1. Don’t do a devotional or topical approach. Read whole books. There’s nothing wrong with devotions or topics, but without the larger context, often the meaning is lost or wrongly applied. Nothing is as good as knowing the themes, ideas, and outlines of complete books first before highlighting (or isolating) individual verses or parts.

2. With point 1 in mind, if you haven’t read the Bible before, start with small and simple goals. Instead of “I’m going to read the whole Bible this year”, maybe start with “I’m going to read the Gospel of Mark in the next 15 days, doing a chapter a day.” Gather some success (and learn how much daily content works for you), and then move to bigger steps.

3. Also with point 1 in mind, keep track of the big ideas and the feel of the book you are reading. Look for repeated themes and elements, and possibly twists on those within the text. Try to come up with one to four sentences that summarize each chapter, and focus on memorizing that.
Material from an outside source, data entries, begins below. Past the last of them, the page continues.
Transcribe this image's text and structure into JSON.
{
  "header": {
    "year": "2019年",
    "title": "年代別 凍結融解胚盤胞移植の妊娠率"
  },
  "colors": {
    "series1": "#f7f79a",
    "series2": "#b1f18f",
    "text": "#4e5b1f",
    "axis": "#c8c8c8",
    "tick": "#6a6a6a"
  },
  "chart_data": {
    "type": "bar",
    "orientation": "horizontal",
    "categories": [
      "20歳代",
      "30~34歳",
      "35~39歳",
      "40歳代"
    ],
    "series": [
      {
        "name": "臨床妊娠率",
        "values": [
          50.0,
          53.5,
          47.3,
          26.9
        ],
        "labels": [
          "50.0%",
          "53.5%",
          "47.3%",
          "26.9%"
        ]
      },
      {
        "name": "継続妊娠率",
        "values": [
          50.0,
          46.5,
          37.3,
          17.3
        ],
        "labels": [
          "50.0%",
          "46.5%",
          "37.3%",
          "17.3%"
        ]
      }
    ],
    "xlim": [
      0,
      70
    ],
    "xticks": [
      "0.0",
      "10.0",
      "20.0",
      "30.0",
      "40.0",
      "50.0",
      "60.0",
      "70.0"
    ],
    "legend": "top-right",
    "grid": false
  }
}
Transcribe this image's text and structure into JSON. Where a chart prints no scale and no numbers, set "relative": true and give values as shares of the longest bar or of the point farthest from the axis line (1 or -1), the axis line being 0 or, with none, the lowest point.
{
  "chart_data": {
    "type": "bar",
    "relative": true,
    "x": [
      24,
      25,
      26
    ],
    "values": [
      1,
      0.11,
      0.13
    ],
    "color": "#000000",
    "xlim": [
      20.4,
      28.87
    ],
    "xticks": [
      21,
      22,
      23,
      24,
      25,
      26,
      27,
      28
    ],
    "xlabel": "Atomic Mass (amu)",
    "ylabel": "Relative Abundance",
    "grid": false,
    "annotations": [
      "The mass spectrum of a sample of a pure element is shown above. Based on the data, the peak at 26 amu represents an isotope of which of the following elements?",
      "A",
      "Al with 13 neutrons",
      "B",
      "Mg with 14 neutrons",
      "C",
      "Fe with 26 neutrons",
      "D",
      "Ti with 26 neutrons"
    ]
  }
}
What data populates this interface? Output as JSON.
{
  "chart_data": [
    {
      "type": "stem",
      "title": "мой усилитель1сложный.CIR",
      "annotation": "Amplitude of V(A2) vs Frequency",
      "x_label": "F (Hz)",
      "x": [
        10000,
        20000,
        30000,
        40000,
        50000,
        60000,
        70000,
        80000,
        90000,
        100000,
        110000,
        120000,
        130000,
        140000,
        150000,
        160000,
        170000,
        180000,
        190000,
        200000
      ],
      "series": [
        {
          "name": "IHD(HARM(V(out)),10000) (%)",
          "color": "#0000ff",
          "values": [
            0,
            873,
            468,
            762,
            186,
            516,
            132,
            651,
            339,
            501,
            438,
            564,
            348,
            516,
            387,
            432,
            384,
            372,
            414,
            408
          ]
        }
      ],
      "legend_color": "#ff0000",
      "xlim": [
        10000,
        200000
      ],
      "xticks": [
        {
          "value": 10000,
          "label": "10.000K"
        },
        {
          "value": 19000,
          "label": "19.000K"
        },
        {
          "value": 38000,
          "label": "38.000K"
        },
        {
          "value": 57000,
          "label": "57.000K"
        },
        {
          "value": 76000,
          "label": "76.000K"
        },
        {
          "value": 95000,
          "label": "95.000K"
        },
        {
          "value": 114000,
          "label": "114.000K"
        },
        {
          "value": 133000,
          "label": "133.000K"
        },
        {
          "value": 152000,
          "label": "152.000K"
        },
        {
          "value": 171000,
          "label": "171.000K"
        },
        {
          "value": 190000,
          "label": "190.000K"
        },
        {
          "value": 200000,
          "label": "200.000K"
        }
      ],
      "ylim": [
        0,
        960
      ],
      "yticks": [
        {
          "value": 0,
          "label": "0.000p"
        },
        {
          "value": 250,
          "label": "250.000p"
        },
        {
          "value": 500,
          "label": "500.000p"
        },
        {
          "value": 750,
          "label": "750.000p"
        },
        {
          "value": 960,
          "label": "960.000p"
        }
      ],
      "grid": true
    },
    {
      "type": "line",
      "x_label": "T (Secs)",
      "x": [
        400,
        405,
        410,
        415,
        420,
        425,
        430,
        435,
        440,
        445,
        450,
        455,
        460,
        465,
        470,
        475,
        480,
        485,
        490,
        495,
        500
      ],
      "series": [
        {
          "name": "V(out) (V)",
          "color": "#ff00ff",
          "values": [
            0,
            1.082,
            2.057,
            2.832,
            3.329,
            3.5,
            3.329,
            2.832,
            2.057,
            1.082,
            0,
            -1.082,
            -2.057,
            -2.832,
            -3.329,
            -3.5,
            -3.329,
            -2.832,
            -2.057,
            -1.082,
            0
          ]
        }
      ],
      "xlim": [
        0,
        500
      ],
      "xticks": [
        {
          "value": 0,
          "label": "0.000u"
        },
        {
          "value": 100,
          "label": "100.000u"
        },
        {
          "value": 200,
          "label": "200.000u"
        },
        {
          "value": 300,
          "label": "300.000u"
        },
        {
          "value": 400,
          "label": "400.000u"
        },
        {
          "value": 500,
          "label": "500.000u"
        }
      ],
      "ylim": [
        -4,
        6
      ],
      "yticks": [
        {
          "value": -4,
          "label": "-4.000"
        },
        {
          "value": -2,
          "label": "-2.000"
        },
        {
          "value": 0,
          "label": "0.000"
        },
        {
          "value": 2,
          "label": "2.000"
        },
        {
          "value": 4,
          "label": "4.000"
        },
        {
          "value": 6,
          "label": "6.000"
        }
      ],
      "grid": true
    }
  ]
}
If you read something like one of the Gospels, think in terms of “how would I retell this chapter by chapter to someone else?”

4. Have fun with it. Too often I think we approach the Bible with a somber take. Try not to do that. You might actually find that the Bible is full of great humor, drama, sarcasm, history, emotion, etc. Don’t miss it by being too serious about it!

5. Do this with a friend or two (or three or four). “Personal Bible study” doesn’t actually have a long history in the church. For the most part, the Bible was written in community and has been experienced/interpreted in community. That’s a good tradition to keep. Invite some friends to read with you.

6. Lastly, consider reading an actual physical copy of a Bible rather than a digital version. There are a lot of great digital resources out there (free and paid), and I use them all. But the tangible approach of “seeing and feeling where you are” in the scripture is something I have found helpful, both as a matter of perspective and also as a matter of memorization and recall.